L'histoire du cancer n'est pas une histoire moderne. Elle n'a pas commencé avec l'odeur aseptisée d'un service d'oncologie du XXIe siècle, ni avec les annonces chuchotées d'un médecin en blouse blanche stérile. C'est un récit qui précède le langage écrit, une histoire gravée dans les os mêmes de nos plus anciens ancêtres. Ses murmures se trouvent dans les restes fossilisés de dinosaures et d'hominidés primitifs, un témoignage silencieux d'un ennemi qui a traqué la vie sur cette planète pendant des éons. Ce livre, « Une histoire du cancer », tente de tracer la biographie de cette maladie implacable, de comprendre non seulement ses mécanismes biologiques, mais aussi son impact profond et souvent dévastateur sur le cours de la civilisation humaine. Nous voyagerons depuis les rives baignées de soleil du Nil, où les premiers médecins gravaient leurs observations de « tumeurs incurables » sur des rouleaux de papyrus, jusqu'aux laboratoires étincelants d'aujourd'hui, où des scientifiques armés de la technologie de séquençage génétique commencent enfin à percer ses secrets les plus intimes.

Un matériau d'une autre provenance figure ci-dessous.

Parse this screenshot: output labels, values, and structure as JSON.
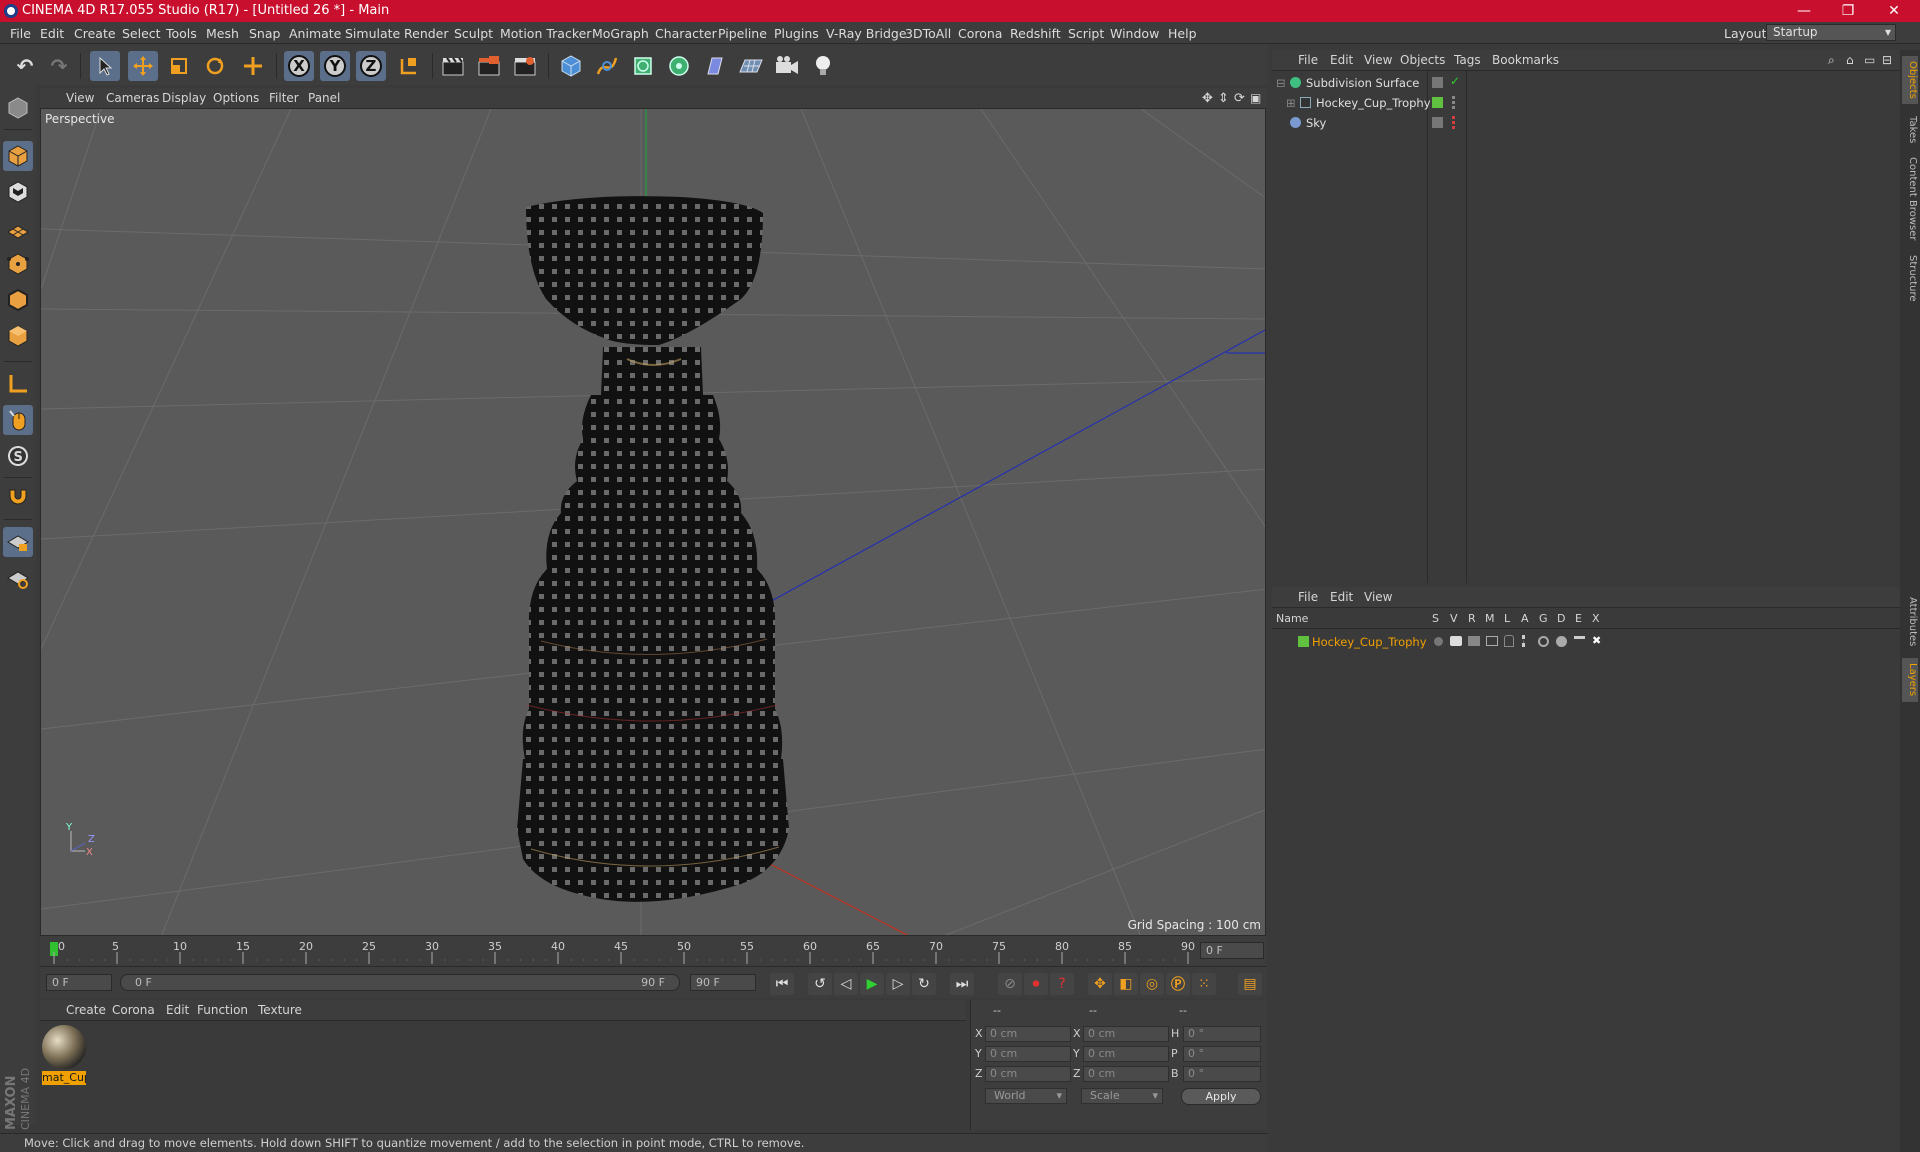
{
  "window": {
    "title": "CINEMA 4D R17.055 Studio (R17) - [Untitled 26 *] - Main",
    "minimize": "—",
    "maximize": "❐",
    "close": "✕"
  },
  "menubar": [
    "File",
    "Edit",
    "Create",
    "Select",
    "Tools",
    "Mesh",
    "Snap",
    "Animate",
    "Simulate",
    "Render",
    "Sculpt",
    "Motion Tracker",
    "MoGraph",
    "Character",
    "Pipeline",
    "Plugins",
    "V-Ray Bridge",
    "3DToAll",
    "Corona",
    "Redshift",
    "Script",
    "Window",
    "Help"
  ],
  "layout": {
    "label": "Layout:",
    "value": "Startup"
  },
  "toolbar": {
    "x_label": "X",
    "y_label": "Y",
    "z_label": "Z"
  },
  "viewport": {
    "menu": [
      "View",
      "Cameras",
      "Display",
      "Options",
      "Filter",
      "Panel"
    ],
    "camera": "Perspective",
    "grid_spacing": "Grid Spacing : 100 cm",
    "axis_x": "X",
    "axis_y": "Y",
    "axis_z": "Z"
  },
  "timeline": {
    "ticks": [
      "0",
      "5",
      "10",
      "15",
      "20",
      "25",
      "30",
      "35",
      "40",
      "45",
      "50",
      "55",
      "60",
      "65",
      "70",
      "75",
      "80",
      "85",
      "90"
    ],
    "current_frame": "0 F",
    "start_field": "0 F",
    "range_start": "0 F",
    "range_end": "90 F",
    "end_field": "90 F"
  },
  "material_manager": {
    "menu": [
      "Create",
      "Corona",
      "Edit",
      "Function",
      "Texture"
    ],
    "material_name": "mat_Cup"
  },
  "coordinates": {
    "header_a": "--",
    "header_b": "--",
    "header_c": "--",
    "rows": [
      {
        "pos_label": "X",
        "pos": "0 cm",
        "size_label": "X",
        "size": "0 cm",
        "rot_label": "H",
        "rot": "0 °"
      },
      {
        "pos_label": "Y",
        "pos": "0 cm",
        "size_label": "Y",
        "size": "0 cm",
        "rot_label": "P",
        "rot": "0 °"
      },
      {
        "pos_label": "Z",
        "pos": "0 cm",
        "size_label": "Z",
        "size": "0 cm",
        "rot_label": "B",
        "rot": "0 °"
      }
    ],
    "mode": "World",
    "scale_mode": "Scale",
    "apply": "Apply"
  },
  "objects_panel": {
    "menu": [
      "File",
      "Edit",
      "View",
      "Objects",
      "Tags",
      "Bookmarks"
    ],
    "items": [
      {
        "name": "Subdivision Surface",
        "color": "#40c080"
      },
      {
        "name": "Hockey_Cup_Trophy",
        "color": "#60c040"
      },
      {
        "name": "Sky",
        "color": "#7a9ad0"
      }
    ]
  },
  "layers_panel": {
    "menu": [
      "File",
      "Edit",
      "View"
    ],
    "headers": [
      "Name",
      "S",
      "V",
      "R",
      "M",
      "L",
      "A",
      "G",
      "D",
      "E",
      "X"
    ],
    "layer_name": "Hockey_Cup_Trophy"
  },
  "side_tabs": [
    "Objects",
    "Takes",
    "Content Browser",
    "Structure",
    "Attributes",
    "Layers"
  ],
  "branding": "MAXON CINEMA 4D",
  "status": "Move: Click and drag to move elements. Hold down SHIFT to quantize movement / add to the selection in point mode, CTRL to remove.",
  "colors": {
    "title_bar": "#c8102e",
    "accent_selected": "#5c6f8a",
    "layer_name": "#f0a000"
  }
}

Le mot même « cancer » est imprégné d'antiquité. Ce fut le médecin grec Hippocrate, souvent appelé le « Père de la Médecine », qui inventa le terme karkinos, le mot grec pour crabe. Contemplant les veines enflées et en colère d'une tumeur, il fut rappelé aux pinces déployées de la créature, une métaphore grimement appropriée pour une maladie qui semble saisir ses victimes avec une ténacité inébranlable. Le médecin romain Aulus Cornelius Celsus traduirait plus tard ce terme en cancer latin, et le nom est resté attaché à la maladie depuis lors, un rappel glacial de sa nature invasive et persistante. Mais avant d'avoir un nom, elle avait une présence. Les paléopathologistes, scientifiques qui étudient les maladies anciennes, ont mis au jour des preuves de cancer dans des squelettes vieux de plusieurs milliers d'années. Un ostéosarcome, un type de cancer des os, a été découvert dans les restes fossilisés d'un ancêtre humain remontant à 1,7 million d'années. Si le diagnostic du cancer dans les restes anciens est un domaine complexe et souvent débattu, les preuves suggèrent fortement que nos ancêtres n'étaient pas étrangers aux ravages de cette maladie.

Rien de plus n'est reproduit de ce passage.